The Truth About National Laboratories

The Truth About National Laboratories
If you're really interested in the sciences, you've probably been exposed to some labs before. Whether it was during your middle school days when your class dissected a squid or as an intern at medical school, labs are an integral part of the scientific world. From time to time, you've wondered about national laboratories. What exactly is the deal with them? Read on to find out!

They Exist Everywhere
Well, "everywhere" might be a bit of an overstatement, but they do have a presence across the country. You might assume that they exist only in places in and around Washington D.C., or that they appear only in areas that have huge populations. The fact is that they can pop up in many places, and you might be able to find one near you to go visit. Of course, in order to qualify as a national laboratory, they do have to meet some certain criteria.

The Definition
So what exactly is the definition of a national laboratory? Well, according to Wikipedia, "The United States Department of Energy National Laboratories and Technology Centers are a system of facilities and laboratories overseen by the United States Department of Energy (DOE) for the purpose of advancing science and technology to fulfill the DOE mission." 17 of these laboratories exist across the country, and they are all dedicated to fulfilling this particular mission and requirement.

What This Means
As you probably know, the words on a page often have deeper meaning than they appear. Essentially, each lab is going to have some of its own freedom; however, they are likely all governed by some certain specific rules that come directly from the United States Department of Energy. Note that these labs seek to "fulfill the DOE mission." Through researching on the Department of Energy's website, you can likely get a better sense of what this actually means. These labs are likely required to meet certain energy standards and, in this day and age, fulfill certain requirements that are friendly to the environment.

Visiting These Labs
As implied earlier, it is quite possible for you to go on a tour of these laboratories. Of course, you will need to see when they are open to the general public, if they allow photography and so forth. If you are teaching a science course, a trip to one of these labs can really be an excellent opportunity for your students to work with professionals. Before you go on the trip, be sure to explain what this lab actually is, and a brief history lesson on the lab would really be excellent. These trips give your students opportunities to learn with the professionals and to engage in some experiments of their own. Such a trip will likely leave a lasting impression on your class.
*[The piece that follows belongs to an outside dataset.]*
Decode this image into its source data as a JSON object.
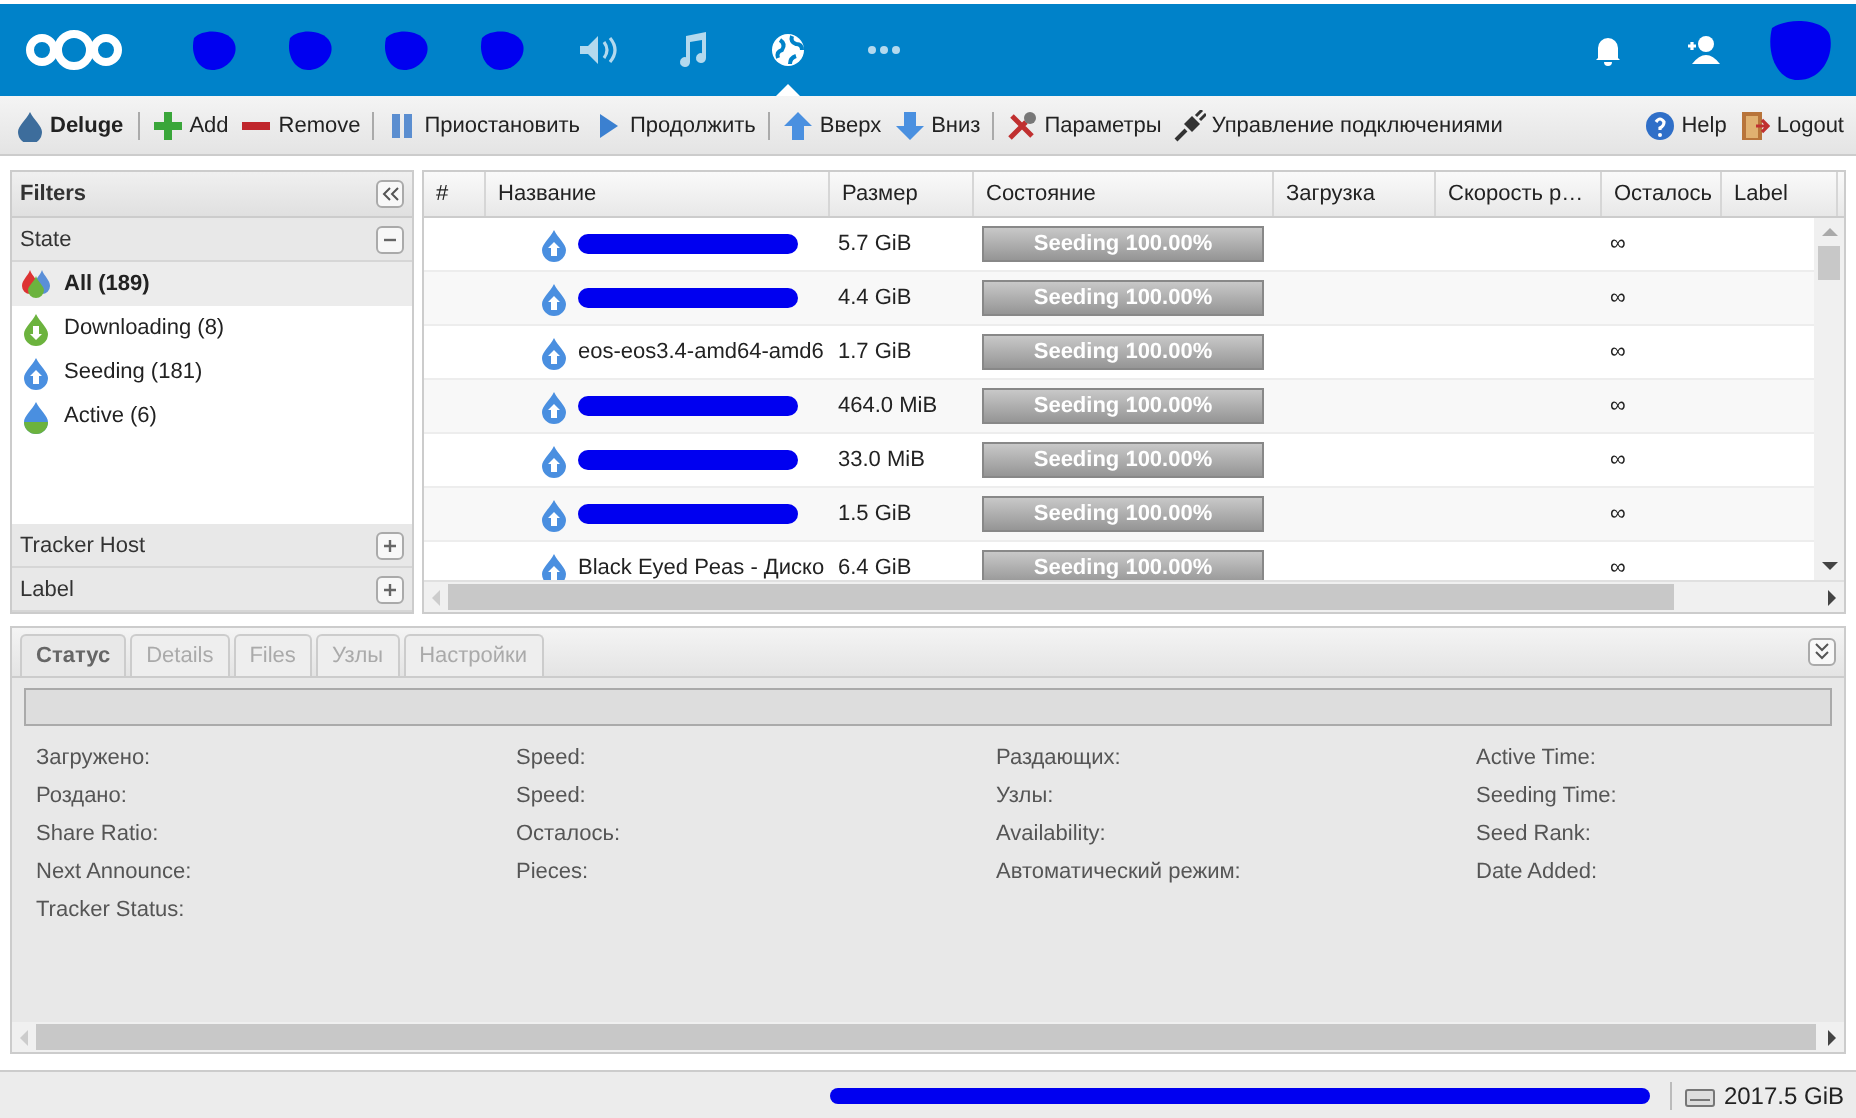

National laboratories exist in quite a number of areas, and you likely have one that is within driving distance from your home. Take advantage opportunities provided to tour the labs and meet with the highly intelligent professionals who work there.
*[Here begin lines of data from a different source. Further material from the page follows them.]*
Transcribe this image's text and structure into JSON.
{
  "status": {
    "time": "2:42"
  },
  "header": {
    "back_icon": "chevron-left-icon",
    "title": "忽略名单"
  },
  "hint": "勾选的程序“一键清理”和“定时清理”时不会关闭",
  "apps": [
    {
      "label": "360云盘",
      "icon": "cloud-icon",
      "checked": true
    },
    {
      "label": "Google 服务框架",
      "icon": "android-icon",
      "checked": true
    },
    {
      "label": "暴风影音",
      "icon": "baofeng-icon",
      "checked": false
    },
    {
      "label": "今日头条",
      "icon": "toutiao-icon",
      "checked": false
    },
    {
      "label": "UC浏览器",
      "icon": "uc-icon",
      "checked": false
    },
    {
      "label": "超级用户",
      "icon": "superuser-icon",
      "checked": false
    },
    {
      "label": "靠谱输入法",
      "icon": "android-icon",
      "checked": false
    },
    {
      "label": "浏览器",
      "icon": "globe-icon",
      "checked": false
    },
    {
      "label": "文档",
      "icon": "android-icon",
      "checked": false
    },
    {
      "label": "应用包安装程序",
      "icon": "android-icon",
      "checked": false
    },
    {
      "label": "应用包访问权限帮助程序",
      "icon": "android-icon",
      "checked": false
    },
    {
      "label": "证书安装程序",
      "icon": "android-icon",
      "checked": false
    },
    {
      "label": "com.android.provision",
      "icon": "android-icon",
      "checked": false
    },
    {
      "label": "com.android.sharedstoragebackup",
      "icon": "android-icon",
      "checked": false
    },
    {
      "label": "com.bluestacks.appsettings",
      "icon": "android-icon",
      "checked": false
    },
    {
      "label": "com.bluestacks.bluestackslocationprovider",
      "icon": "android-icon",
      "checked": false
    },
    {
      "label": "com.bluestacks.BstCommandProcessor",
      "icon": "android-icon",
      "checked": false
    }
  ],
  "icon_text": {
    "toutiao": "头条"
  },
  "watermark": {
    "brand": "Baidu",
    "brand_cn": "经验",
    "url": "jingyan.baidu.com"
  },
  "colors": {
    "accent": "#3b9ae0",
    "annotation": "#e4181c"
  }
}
Richard Jimenez writes about science and education. His most well-known work is on Online MHA Degrees.


Anonymous said...

wow. Why post such an empty article here?
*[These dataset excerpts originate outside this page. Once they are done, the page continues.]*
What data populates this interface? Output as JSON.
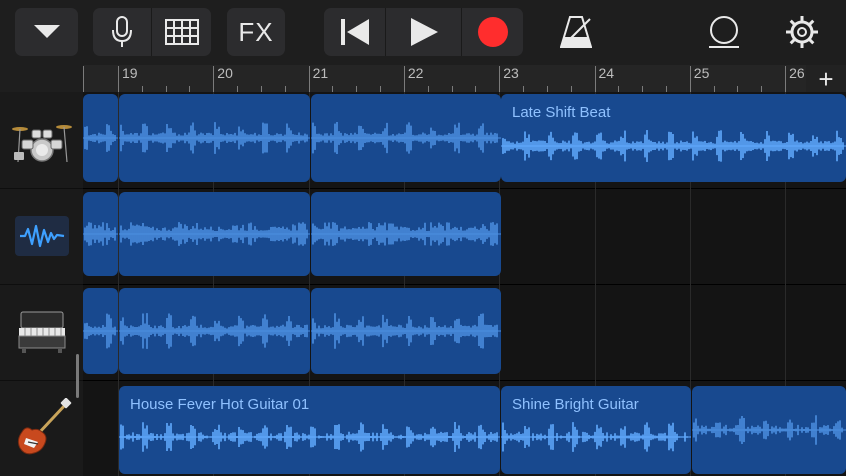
{
  "toolbar": {
    "buttons": [
      {
        "name": "menu-dropdown-button",
        "icon": "chevron-down-icon"
      },
      {
        "name": "mic-button",
        "icon": "microphone-icon"
      },
      {
        "name": "grid-button",
        "icon": "grid-icon"
      },
      {
        "name": "fx-button",
        "label": "FX"
      },
      {
        "name": "rewind-button",
        "icon": "skip-back-icon"
      },
      {
        "name": "play-button",
        "icon": "play-icon"
      },
      {
        "name": "record-button",
        "icon": "record-icon"
      },
      {
        "name": "metronome-button",
        "icon": "metronome-icon"
      },
      {
        "name": "loop-browser-button",
        "icon": "loop-icon"
      },
      {
        "name": "settings-button",
        "icon": "gear-icon"
      }
    ],
    "fx_label": "FX",
    "record_color": "#ff2d2d"
  },
  "ruler": {
    "bars": [
      "19",
      "20",
      "21",
      "22",
      "23",
      "24",
      "25",
      "26"
    ],
    "add_label": "+"
  },
  "tracks": [
    {
      "instrument": "drums-icon"
    },
    {
      "instrument": "audio-waveform-icon"
    },
    {
      "instrument": "keyboard-piano-icon"
    },
    {
      "instrument": "electric-guitar-icon"
    }
  ],
  "regions": [
    {
      "track": 0,
      "title": ""
    },
    {
      "track": 0,
      "title": ""
    },
    {
      "track": 0,
      "title": ""
    },
    {
      "track": 0,
      "title": "Late Shift Beat"
    },
    {
      "track": 1,
      "title": ""
    },
    {
      "track": 1,
      "title": ""
    },
    {
      "track": 1,
      "title": ""
    },
    {
      "track": 2,
      "title": ""
    },
    {
      "track": 2,
      "title": ""
    },
    {
      "track": 2,
      "title": ""
    },
    {
      "track": 3,
      "title": "House Fever Hot Guitar 01"
    },
    {
      "track": 3,
      "title": "Shine Bright Guitar"
    },
    {
      "track": 3,
      "title": ""
    }
  ],
  "colors": {
    "region": "#18498f",
    "waveform_dim": "#4c8fe0",
    "waveform_bright": "#62abff",
    "region_title": "#8fc1ff"
  }
}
Oh wait - he left out the part about scum-sucking evil ULM that run them, sucking the life out of everything and everybody within miles.

Anonymous said...

This is one of those meaningless threads that could have gone un-commented. But for the jerks who have to contaminate every thread with their vitriol.

Anonymous said...

Oh wait, I got a good laugh out of 11:15 am.

Anonymous said...

Oh wait, I got a good laugh out of 11:15 am.

March 8, 2013 at 9:47 PM

Laugh all you want, in private. Your post makes you a jerk, too.

Anonymous said...

Oh my, I'm so offended.

Anonymous said...

"Laugh all you want, in private. Your post makes you a jerk, too.

March 8, 2013 at 9:51 PM"

Methinks your post more likely indicates the properties of jerkness.